The Electronic Footprints of the Mind: Justin Ross Harris, Search History, and Mens Rea

POST WRITTEN BY: Jake B. Sher (’16), Pace Law School

ImageThe District Attorneys of the Information Age have a new tool at their disposal: the internet search histories of their defendants. Used correctly, this tool can grant unprecedented insight into an individual’s mental state regarding an alleged crime. The most recent debate on the issue involves Justin Ross Harris, whose high-profile case about his son’s death by exposure initially suggested a negligent mens rea at best. Investigators got a hold of the internet search history and cell phone data, finding evidence that Harris was communicating with several women while his son was still alive in the vehicle, and allegedly had looked at websites that advocated against having children. Harris’ acts have subjected him to murder charges.

The use of internet search history to secure a conviction is undoubtedly a powerful tool, and its use is nothing new. For instance, Melanie McGuire’s searches for “how to purchase guns?” and “how to commit murder;” Steven Zirko’s extensive search history, or Jared Lee Loughner’s “assassin” research.

Taken in context, internet searches can give important insights into the mind of the individual conducting the search. Taken out of context, however, a person’s internet search history may result in a wrongful conviction. The Eastern District of Wisconsin granted a prisoner’s habeas corpus petition, releasing him from a life sentence for his wife’s murder where his alleged internet search history for “ethelyne glycol poisoning” occurred on the morning of his wife’s death.  The District Court cast doubt on the reliability of the search history for purposes of determining intent, particularly in the context of letters and reports to police suggesting Mrs. Jensen’s concerns about his internet search history. The District Court determined that the admission of such evidence to the exclusion of evidence suggesting Mrs. Jensen was suicidal and had access to Mr. Jensen’s computer at the time that the internet search occurred constituted a violation of the defendant’s Sixth Amendment rights:

… viewed in isolation, the State’s computer evidence against Jensen was quite convincing. But that was not the only evidence the jury heard about the computer. The jury also heard Jensen’s statement to one of the investigators in which he denied any knowledge of the searches for poison and claimed that Julie also used the computer and accessed the internet, information that was confirmed by one of Julie’s friends … Jensen told the investigator that the computer was not password protected and that Julie entered information on a financial program called Quicken and was interested in medical information. … The defense pointed out evidence in the internet history of a search for “suicide” on November 10, 2008, which was also the first day on which the word ethylene glycol appears in the internet history.
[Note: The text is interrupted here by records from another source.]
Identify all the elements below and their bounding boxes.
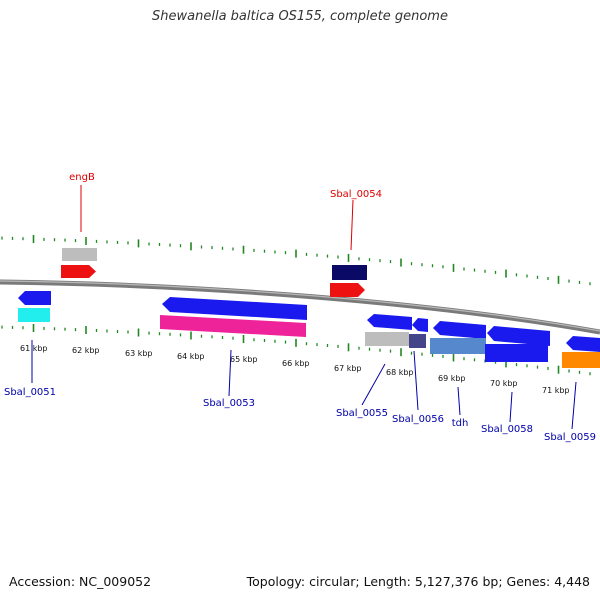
tdh-cds-bar[interactable] bbox=[430, 338, 486, 354]
topology-summary-text: Topology: circular; Length: 5,127,376 bp… bbox=[246, 574, 590, 589]
Sbal_0055-leader-line bbox=[361, 363, 386, 406]
bottom-tick-row bbox=[1, 324, 591, 376]
Sbal_0058-gene-arrow[interactable] bbox=[487, 326, 550, 346]
Sbal_0053-leader-line bbox=[228, 349, 232, 397]
Sbal_0054-gene-arrow[interactable] bbox=[330, 283, 365, 297]
forward-strand-genes bbox=[61, 248, 367, 297]
Sbal_0059-cds-bar[interactable] bbox=[562, 352, 600, 368]
scale-label-70: 70 kbp bbox=[490, 379, 518, 388]
scale-label-67: 67 kbp bbox=[334, 364, 362, 373]
Sbal_0059-label[interactable]: Sbal_0059 bbox=[544, 432, 596, 443]
gene-navy-bar[interactable] bbox=[332, 265, 367, 280]
Sbal_0053-gene-arrow[interactable] bbox=[162, 297, 307, 320]
engB-label[interactable]: engB bbox=[69, 172, 95, 183]
tdh-leader-line bbox=[457, 386, 461, 416]
scale-label-71: 71 kbp bbox=[542, 386, 570, 395]
top-gene-labels: engB Sbal_0054 bbox=[69, 172, 382, 251]
scale-label-68: 68 kbp bbox=[386, 368, 414, 377]
Sbal_0055-label[interactable]: Sbal_0055 bbox=[336, 408, 388, 419]
genome-backbone bbox=[0, 279, 600, 335]
Sbal_0055-cds-bar[interactable] bbox=[365, 332, 409, 346]
backbone-highlight bbox=[0, 280, 600, 332]
engB-gene-arrow[interactable] bbox=[61, 265, 96, 278]
Sbal_0054-leader-line bbox=[350, 199, 354, 251]
Sbal_0053-label[interactable]: Sbal_0053 bbox=[203, 398, 255, 409]
top-tick-row bbox=[1, 235, 591, 286]
tdh-gene-arrow[interactable] bbox=[433, 321, 486, 339]
Sbal_0058-label[interactable]: Sbal_0058 bbox=[481, 424, 533, 435]
tdh-label[interactable]: tdh bbox=[452, 418, 469, 429]
Sbal_0053-cds-bar[interactable] bbox=[160, 315, 306, 337]
Sbal_0059-gene-arrow[interactable] bbox=[566, 336, 600, 352]
scale-label-66: 66 kbp bbox=[282, 359, 310, 368]
scale-label-62: 62 kbp bbox=[72, 346, 100, 355]
Sbal_0056-leader-line bbox=[413, 350, 419, 411]
accession-text: Accession: NC_009052 bbox=[9, 574, 152, 589]
scale-label-61: 61 kbp bbox=[20, 344, 48, 353]
Sbal_0058-cds-bar[interactable] bbox=[485, 344, 548, 362]
scale-label-65: 65 kbp bbox=[230, 355, 258, 364]
reverse-strand-genes bbox=[18, 291, 600, 368]
Sbal_0054-label[interactable]: Sbal_0054 bbox=[330, 189, 382, 200]
Sbal_0056-cds-bar[interactable] bbox=[409, 334, 426, 348]
gene-gray-bar[interactable] bbox=[62, 248, 97, 261]
Sbal_0051-label[interactable]: Sbal_0051 bbox=[4, 387, 56, 398]
Sbal_0056-gene-arrow[interactable] bbox=[412, 318, 428, 332]
bottom-gene-labels: Sbal_0051 Sbal_0053 Sbal_0055 Sbal_0056 … bbox=[4, 340, 596, 443]
Sbal_0051-gene-arrow[interactable] bbox=[18, 291, 51, 305]
scale-label-64: 64 kbp bbox=[177, 352, 205, 361]
scale-labels: 61 kbp 62 kbp 63 kbp 64 kbp 65 kbp 66 kb… bbox=[20, 344, 570, 395]
Sbal_0058-leader-line bbox=[509, 391, 513, 423]
genome-title: Shewanella baltica OS155, complete genom… bbox=[152, 9, 448, 24]
Sbal_0056-label[interactable]: Sbal_0056 bbox=[392, 414, 444, 425]
Sbal_0051-cds-bar[interactable] bbox=[18, 308, 50, 322]
scale-label-69: 69 kbp bbox=[438, 374, 466, 383]
Sbal_0059-leader-line bbox=[571, 381, 577, 430]
scale-label-63: 63 kbp bbox=[125, 349, 153, 358]
Sbal_0055-gene-arrow[interactable] bbox=[367, 314, 412, 330]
Jensen v. Schwochert, No. 11-C-00803, 2013 WL 6708767, 2013 U.S. Dist. LEXIS 177420  (E.D. Wis. Dec. 18, 2013). (Court’s Official Copy)

Searches by individuals online create inadvertent communication between the searching individual and the corporation owning and operating the search engine. It is important to note that the evidence unearthed from internet data may provide just enough information to obfuscate the truth. As Orin S. Kerr stated with regards to digital evidence,

communications normally will not indicate who or what sent or received them, or the context in which they were sent or received.

While internet search histories are helpful tools for obtaining circumstantial evidence regarding the individual’s state of mind conducting the search, they are imperfect vehicles in that process; courts must balance their admission against the Constitutional Rights of the individual conducting the search. In our continued pursuit of the equitable administration of justice in the Internet Age, the words of Justice Cardozo remain resonant:

When the risk of confusion is so great as to upset the balance of advantage, the evidence goes out.

Shepard v. United States, 290 U.S. 96, 104 (1933).